Abgründe der Logik

07.02.2007 | Stand 03.12.2020, 7:04 Uhr

Ingolstadt (DK) Günther Paal aus Wien ist "Gunkl". Günther Paal ist schwierig. Falsch! Das wissen wir nicht. Sein Programm ist schwierig. Sagen das alle? Was denkt die Mehrheit darüber? Ist die Realität schwierig, die es abbildet, oder die Abbildung selbst? – In diesem Stil geht es mehr als zwei Stunden lang weiter in der ausverkauften Neuen Welt, in der Gunkl mit seinem achten Soloprogramm "Wir – schwierig" die diesjährigen Kabaretttage eröffnet.

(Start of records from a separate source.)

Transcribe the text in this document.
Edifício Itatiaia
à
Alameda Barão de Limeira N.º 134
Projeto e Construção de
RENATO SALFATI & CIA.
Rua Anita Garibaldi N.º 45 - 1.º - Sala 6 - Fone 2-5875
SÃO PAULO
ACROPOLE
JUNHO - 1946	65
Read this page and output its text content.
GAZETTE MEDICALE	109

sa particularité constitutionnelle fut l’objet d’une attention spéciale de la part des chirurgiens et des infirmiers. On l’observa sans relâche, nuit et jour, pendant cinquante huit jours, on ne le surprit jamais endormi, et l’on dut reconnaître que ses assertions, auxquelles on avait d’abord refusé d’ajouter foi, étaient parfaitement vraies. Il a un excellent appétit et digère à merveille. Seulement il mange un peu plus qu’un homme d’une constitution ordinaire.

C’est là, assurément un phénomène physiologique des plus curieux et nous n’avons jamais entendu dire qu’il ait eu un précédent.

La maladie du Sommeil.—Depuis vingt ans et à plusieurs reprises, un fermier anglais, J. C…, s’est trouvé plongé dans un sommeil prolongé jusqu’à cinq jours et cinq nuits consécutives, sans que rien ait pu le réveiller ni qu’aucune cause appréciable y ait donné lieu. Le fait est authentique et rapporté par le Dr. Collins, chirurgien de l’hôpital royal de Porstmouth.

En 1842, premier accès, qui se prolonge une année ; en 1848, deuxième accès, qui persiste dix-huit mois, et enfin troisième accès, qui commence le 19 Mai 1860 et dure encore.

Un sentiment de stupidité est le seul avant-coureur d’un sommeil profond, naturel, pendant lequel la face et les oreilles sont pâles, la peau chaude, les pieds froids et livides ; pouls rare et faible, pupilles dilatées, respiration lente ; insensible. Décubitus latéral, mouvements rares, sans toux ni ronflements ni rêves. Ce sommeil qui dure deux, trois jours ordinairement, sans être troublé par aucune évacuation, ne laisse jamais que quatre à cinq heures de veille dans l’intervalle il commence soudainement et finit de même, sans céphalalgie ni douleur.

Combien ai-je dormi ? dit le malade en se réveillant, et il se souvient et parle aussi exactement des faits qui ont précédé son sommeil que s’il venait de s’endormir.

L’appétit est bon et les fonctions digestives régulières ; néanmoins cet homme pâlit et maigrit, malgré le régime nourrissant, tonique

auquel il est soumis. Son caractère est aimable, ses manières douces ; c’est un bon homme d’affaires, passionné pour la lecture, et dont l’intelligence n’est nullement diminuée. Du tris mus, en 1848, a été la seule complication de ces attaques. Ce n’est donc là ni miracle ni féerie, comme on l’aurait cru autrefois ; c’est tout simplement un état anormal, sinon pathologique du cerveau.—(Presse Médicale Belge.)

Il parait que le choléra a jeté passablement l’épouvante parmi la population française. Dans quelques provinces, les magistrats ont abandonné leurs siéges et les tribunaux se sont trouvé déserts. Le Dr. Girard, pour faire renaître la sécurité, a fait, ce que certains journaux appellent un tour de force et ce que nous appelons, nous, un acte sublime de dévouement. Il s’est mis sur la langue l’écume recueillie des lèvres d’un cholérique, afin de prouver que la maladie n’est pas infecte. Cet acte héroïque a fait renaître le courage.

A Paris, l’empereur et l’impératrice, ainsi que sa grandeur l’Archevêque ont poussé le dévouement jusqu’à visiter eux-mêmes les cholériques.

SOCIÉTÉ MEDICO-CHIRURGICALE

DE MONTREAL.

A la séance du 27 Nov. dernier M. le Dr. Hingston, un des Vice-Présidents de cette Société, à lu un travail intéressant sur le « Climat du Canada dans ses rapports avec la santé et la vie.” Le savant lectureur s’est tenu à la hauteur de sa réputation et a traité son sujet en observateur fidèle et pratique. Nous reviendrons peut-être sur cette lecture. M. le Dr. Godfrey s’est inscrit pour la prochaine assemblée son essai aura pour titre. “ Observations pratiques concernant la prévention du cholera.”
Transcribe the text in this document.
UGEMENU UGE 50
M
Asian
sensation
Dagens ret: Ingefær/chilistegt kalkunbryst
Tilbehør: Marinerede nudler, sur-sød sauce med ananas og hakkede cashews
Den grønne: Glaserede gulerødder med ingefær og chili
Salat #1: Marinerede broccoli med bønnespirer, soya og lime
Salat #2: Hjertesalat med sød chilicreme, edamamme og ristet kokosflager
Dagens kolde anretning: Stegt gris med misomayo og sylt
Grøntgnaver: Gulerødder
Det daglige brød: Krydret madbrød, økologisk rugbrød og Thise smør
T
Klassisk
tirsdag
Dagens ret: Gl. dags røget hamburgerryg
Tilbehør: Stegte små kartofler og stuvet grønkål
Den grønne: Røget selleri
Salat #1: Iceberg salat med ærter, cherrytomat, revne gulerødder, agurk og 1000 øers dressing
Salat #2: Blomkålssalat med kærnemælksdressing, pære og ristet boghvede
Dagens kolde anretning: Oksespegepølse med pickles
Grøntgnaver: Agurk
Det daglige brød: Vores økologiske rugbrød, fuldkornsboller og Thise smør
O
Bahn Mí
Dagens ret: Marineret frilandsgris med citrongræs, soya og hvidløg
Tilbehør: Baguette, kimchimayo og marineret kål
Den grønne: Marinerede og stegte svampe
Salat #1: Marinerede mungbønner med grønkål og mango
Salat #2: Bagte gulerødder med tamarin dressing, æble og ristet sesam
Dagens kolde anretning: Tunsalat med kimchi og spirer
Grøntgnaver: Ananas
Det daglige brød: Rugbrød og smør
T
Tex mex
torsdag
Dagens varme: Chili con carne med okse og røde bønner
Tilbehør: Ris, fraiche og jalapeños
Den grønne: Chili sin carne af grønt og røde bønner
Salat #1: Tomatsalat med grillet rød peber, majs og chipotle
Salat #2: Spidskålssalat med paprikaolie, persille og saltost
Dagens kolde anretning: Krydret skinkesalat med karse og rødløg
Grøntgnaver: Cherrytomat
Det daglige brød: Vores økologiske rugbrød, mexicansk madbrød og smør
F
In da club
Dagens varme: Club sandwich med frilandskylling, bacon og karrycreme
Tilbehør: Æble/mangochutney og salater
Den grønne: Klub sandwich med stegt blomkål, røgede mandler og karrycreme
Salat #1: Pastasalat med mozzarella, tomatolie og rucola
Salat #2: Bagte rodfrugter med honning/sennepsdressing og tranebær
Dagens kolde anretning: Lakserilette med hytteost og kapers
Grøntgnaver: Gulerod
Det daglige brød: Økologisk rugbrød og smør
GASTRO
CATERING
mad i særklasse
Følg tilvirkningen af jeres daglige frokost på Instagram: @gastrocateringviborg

"Die Welt ist alles, was der Fall ist." Dieser Satz ist nicht von Gunkl, sondern von Ludwig Wittgenstein und so etwas wie der Dreh- und Angelpunkt der geistigen Höhenflüge des Günther Paal. Von ihm geht er aus und lädt sein Publikum ein zu einem Rundflug durch die höheren Gefilde der theoretischen Logik, dorthin, wo die Luft ziemlich dünn wird, streift dabei die Disziplinen der Anthropologie, Theologie, Soziologie und der Mathematik, erklärt uns die internen Zusammenhänge von Kommunikations- und Medienwissenschaften, fügt einen Exkurs in die Linguistik und zu den Thea-terwissenschaften ein, doziert über den Analogieschluss und die Verbindungen zwischen Vorstellung, Realität und Wahrheit. "Unsere Existenz hat keinen Sinn", sagt er am Ende, "sie ist nur so passiert."

Was Gunkl binnen 130 Minuten leistet, ist gedanklich mörderisch. Er muss präsent haben, was andere kaum kapieren. Ja, dieses Programm ist schwierig, fürwahr, und wer als Zuhörer irgendwann aussteigt – was ob Gunkls kognitiver Rasanz fast verständlich ist –, hat verloren. Denn der gönnt dem Gehirn keine Pause und dem Zuhörer kaum ein befreiendes Lachen. Fast satirefrei, fast pointenfrei referiert und reflektiert er, verzichtet er auf dramaturgische Hilfsmittel und weitgehend auch auf Dynamik erzeugende Spannungsbögen.

Erstaunlicherweise hört man sich ein, hat man erst einmal die Verwunderung der ersten zehn Minuten über den Vortragsstil und die sich abzeichnende Komplexität des Themas überwunden. Dann kommt die Phase, in der man an den Lippen des Sprechers hängt und neidlos anerkennt, dass jener bei all den gedanklichen Loopings doch durchgehend blitzgescheit, absolut logisch und folgerichtig argumentiert. Am Ende freilich ist man wie erschlagen, denn Gunkl bedeutet in erster Linie nicht Amüsement, sondern Arbeit.

Bei den Ingolstädter Kabaretttagen gab es in jedem Jahr Künstler, die in Erinnerung blieben, weil ihr Programm ein "besonderes" war. Für 2007 wäre das mit der Eröffnung und mit Gunkl schon mal erledigt. War eigentlich überhaupt schon mal einer in den 22 Jahren des Festivals hier zu Gast, der dem Publikum dermaßen viel abverlangte?

"Wir – schwierig", ein einerseits faszinierendes Programm über Gedankenkonstrukte und absonderliche Kausalketten, aber auch eines, das einem alles ab fordert . Schnell mal nebenbei konsumieren, wäre ein Ding der Unmöglichkeit.